Par Krzysztof BALON

Éradiquer la pauvreté permet à la population de vivre dignement: il s’agit donc d’une composante essentielle des valeurs de l’Union, mais aussi d’un élément indispensable pour une démocratie stable. Les données statistiques montrent toutefois que la pauvreté reste à un niveau inacceptable: en 2024, on estime que 93,3 millions de personnes, soit 21 % de la population de l’Europe des Vingt-sept, étaient exposées au risque de pauvreté ou d’exclusion sociale.

Même si le nombre total de personnes touchées a diminué de 1,1 million depuis 2020, le taux de pauvreté n’a baissé que de 1 %. À ce rythme, où environ 283 000 personnes sont sorties de la pauvreté chaque année, l’Union manquera, à plus de 8 millions de personnes près, son propre objectif, consistant à sortir au moins 15 millions de personnes de la pauvreté d’ici à 2030. Les statistiques mettent également en évidence un écart entre les hommes et les femmes: en 2024, 22 % des femmes étaient exposées au risque de pauvreté ou d’exclusion, contre 20 % des hommes. Les enfants restent le groupe le plus vulnérable d’Europe, alors que les adultes âgés font toujours face à un risque de pauvreté persistant. Les personnes handicapées sont confrontées de façon disproportionnée à la pauvreté et à l’exclusion, et la crise actuelle du logement est un facteur majeur de pauvreté comme d’anxiété de la population. Enfin, le fait d’avoir du travail ne constitue plus une protection fiable, car la qualité de l’emploi représente désormais un facteur déterminant pour le risque de pauvreté. Tous ces éléments soulignent qu’il faut de toute urgence adopter une stratégie européenne globale de lutte contre la pauvreté (SLP) fondée sur les droits.

Le Comité économique et social européen (CESE) demande donc que la toute première SLP soit rapidement adoptée et mise en place, et que les principes pertinents du socle européen des droits sociaux soient appliqués. Le Comité estime que la SLP doit reposer sur une définition multidimensionnelle de la pauvreté, qui tienne compte non seulement de la privation matérielle, mais aussi des dimensions, sociale, psychologique, politique et de genre. La stratégie doit reconnaître la pauvreté comme une violation des droits fondamentaux et comme une forme d’injustice systémique, et viser à éradiquer l’extrême pauvreté tout en fixant des objectifs ambitieux et mesurables, comme celui de réduire la pauvreté de 50 % d’ici à 2030.
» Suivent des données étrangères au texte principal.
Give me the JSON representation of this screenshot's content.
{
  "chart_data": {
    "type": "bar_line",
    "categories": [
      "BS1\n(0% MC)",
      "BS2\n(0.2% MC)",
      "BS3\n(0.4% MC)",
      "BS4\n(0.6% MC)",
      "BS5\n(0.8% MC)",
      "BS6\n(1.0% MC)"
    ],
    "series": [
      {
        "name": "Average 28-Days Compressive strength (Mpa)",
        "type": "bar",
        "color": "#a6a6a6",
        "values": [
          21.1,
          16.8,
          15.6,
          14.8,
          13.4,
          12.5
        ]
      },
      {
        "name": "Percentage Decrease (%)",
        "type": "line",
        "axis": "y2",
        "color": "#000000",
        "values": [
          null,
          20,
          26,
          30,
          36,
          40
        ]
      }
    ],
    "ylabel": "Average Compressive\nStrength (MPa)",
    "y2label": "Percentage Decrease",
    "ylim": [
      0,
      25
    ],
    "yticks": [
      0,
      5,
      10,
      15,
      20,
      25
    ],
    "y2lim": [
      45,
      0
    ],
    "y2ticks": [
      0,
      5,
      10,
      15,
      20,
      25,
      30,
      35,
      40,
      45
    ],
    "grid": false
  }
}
Les principaux éléments de la SLP devraient inclure:

  • des normes contraignantes en matière d’adéquation du revenu et de la protection sociale dans tous les États membres;
  • des mesures pour lutter contre la pauvreté des travailleurs au moyen du dialogue social, ainsi que la bonne mise en œuvre de la directive relative à des salaires minimaux adéquats;
  • la garantie d’un accès universel à des services publics abordables et de qualité, tels que les soins de santé, l’action sociale, le logement et l’éducation, ainsi qu’un soutien à l’apprentissage tout au long de la vie;
  • la promotion du développement de l’économie sociale;
  • l’association des personnes en situation de pauvreté à toutes les étapes du cycle de la stratégie et un financement durable des organisations de la société civile qui les défendent.

Si la responsabilité de lutter contre la pauvreté incombe avant tout aux États membres, la mise en œuvre de la SLP devrait également être soutenue au niveau européen, en lien avec l’objectif d’éradiquer l’extrême pauvreté. Un coordinateur européen spécifique devrait être nommé pour concentrer les efforts de l’Union, des États membres et de la société civile en ce sens. Pour sa part, le CESE continuera à s’engager activement pour promouvoir ces actions à l’avenir.